However, with this increased capability comes increased responsibility.
Allowing AI systems to take action within core insurance workflows requires a strong foundation of governance, security, and oversight. Insurers must ensure that every action taken by an AI agent is authorized, traceable, and aligned with business and regulatory requirements.
This is where the importance of controlled architectures becomes clear.
Agentic AI cannot operate effectively in an environment of fragmented systems and ad hoc integrations. It requires a unified platform where data, workflows, and permissions are consistently managed. It also requires mechanisms to define what agents are allowed to do, monitor their behavior, and intervene when necessary.
For insurers, this means that success with agentic AI is not just about deploying new point technology. It is about rethinking the core policy administration system and how work is orchestrated.
Despite these challenges, the opportunity is substantial.

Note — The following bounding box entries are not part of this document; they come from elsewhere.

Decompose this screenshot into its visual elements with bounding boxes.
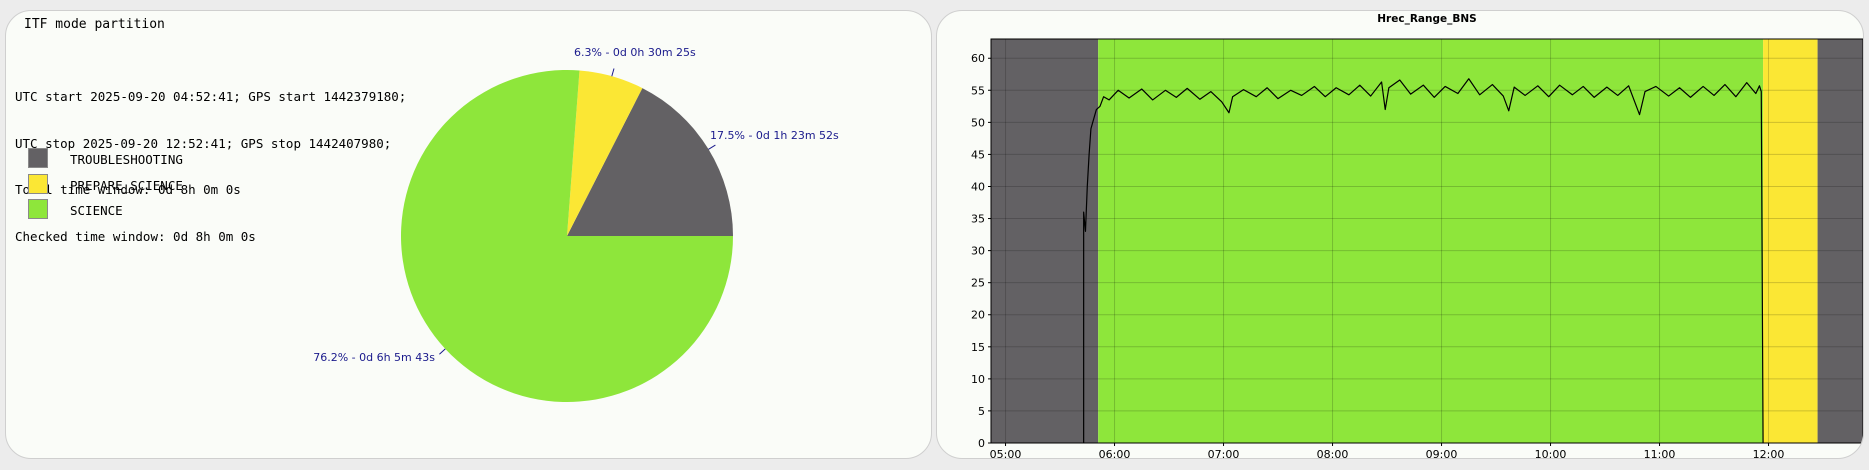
y-tick-label: 35: [971, 213, 985, 226]
y-tick-label: 5: [978, 405, 985, 418]
legend-swatch: [28, 148, 48, 168]
y-tick-label: 0: [978, 437, 985, 450]
y-tick-label: 40: [971, 180, 985, 193]
time-window-info: UTC start 2025-09-20 04:52:41; GPS start…: [15, 58, 406, 275]
range-chart-panel: Hrec_Range_BNS 0 5 10 15 20 25 30 35 40 45 50 55 60 05…: [936, 10, 1864, 459]
x-tick-label: 12:00: [1753, 448, 1785, 458]
y-tick-label: 50: [971, 116, 985, 129]
slice-annotation: 76.2% - 0d 6h 5m 43s: [313, 351, 435, 364]
slice-annotation: 17.5% - 0d 1h 23m 52s: [710, 129, 839, 142]
y-tick-label: 15: [971, 341, 985, 354]
mode-partition-panel: ITF mode partition UTC start 2025-09-20 …: [5, 10, 932, 459]
checked-time-line: Checked time window: 0d 8h 0m 0s: [15, 228, 256, 244]
pie-slice: [567, 88, 733, 236]
utc-stop-line: UTC stop 2025-09-20 12:52:41; GPS stop 1…: [15, 135, 392, 151]
y-tick-label: 10: [971, 373, 985, 386]
x-tick-label: 11:00: [1644, 448, 1676, 458]
legend-label: TROUBLESHOOTING: [70, 152, 183, 167]
x-tick-label: 05:00: [990, 448, 1022, 458]
y-tick-label: 55: [971, 84, 985, 97]
pie-chart: 17.5% - 0d 1h 23m 52s 6.3% - 0d 0h 30m 25…: [313, 46, 839, 402]
x-tick-label: 08:00: [1317, 448, 1349, 458]
y-tick-label: 20: [971, 309, 985, 322]
utc-start-line: UTC start 2025-09-20 04:52:41; GPS start…: [15, 89, 407, 104]
slice-annotation: 6.3% - 0d 0h 30m 25s: [574, 46, 696, 59]
pie-slice: [400, 69, 733, 402]
slice-leader-line: [611, 68, 615, 77]
mode-band: [991, 39, 1099, 443]
panel-title: ITF mode partition: [24, 17, 165, 32]
slice-leader-line: [708, 144, 716, 150]
mode-band: [1098, 39, 1764, 443]
legend-label: PREPARE_SCIENCE: [70, 177, 183, 193]
y-tick-label: 30: [971, 245, 985, 258]
legend-swatch: [28, 173, 48, 194]
mode-band: [1763, 39, 1818, 443]
y-tick-label: 60: [971, 52, 985, 65]
chart-title: Hrec_Range_BNS: [1377, 13, 1476, 25]
series-line: [1083, 78, 1764, 444]
pie-slice: [567, 70, 643, 236]
x-tick-label: 10:00: [1535, 448, 1567, 458]
x-tick-label: 06:00: [1099, 448, 1131, 458]
legend-label: SCIENCE: [70, 203, 123, 218]
y-tick-label: 25: [971, 277, 985, 290]
line-chart: Hrec_Range_BNS 0 5 10 15 20 25 30 35 40 45 50 55 60 05…: [971, 13, 1863, 458]
legend-swatch: [28, 199, 48, 219]
slice-leader-line: [439, 348, 446, 355]
x-tick-label: 09:00: [1426, 448, 1458, 458]
mode-band: [1817, 39, 1863, 443]
y-tick-label: 45: [971, 148, 985, 161]
plot-frame: [990, 38, 1863, 444]
x-tick-label: 07:00: [1208, 448, 1240, 458]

Agentic AI has the potential to transform how insurers operate—shifting from reactive, manual processes to proactive, automated workflows. It can reduce operational costs, improve speed and accuracy, and enhance the overall customer experience. Perhaps most importantly, it enables insurers to scale their operations without proportionally increasing resources.
For forward-looking carriers, the question is not whether agentic AI will become part of the industry, but how quickly it can be adopted in a responsible and impactful way.
At BriteCore, we see agentic AI as a natural evolution of the modern, cloud-native core insurance platform. By combining an open architecture, real-time data access, and embedded intelligence, insurers can create an environment where AI agents operate seamlessly within core workflows—augmenting human expertise while maintaining full control and visibility.
The future of insurance will not be defined solely by better insights. It will be defined by the ability to act on those insights—quickly, consistently, and at scale.
Agentic AI is what makes that future possible.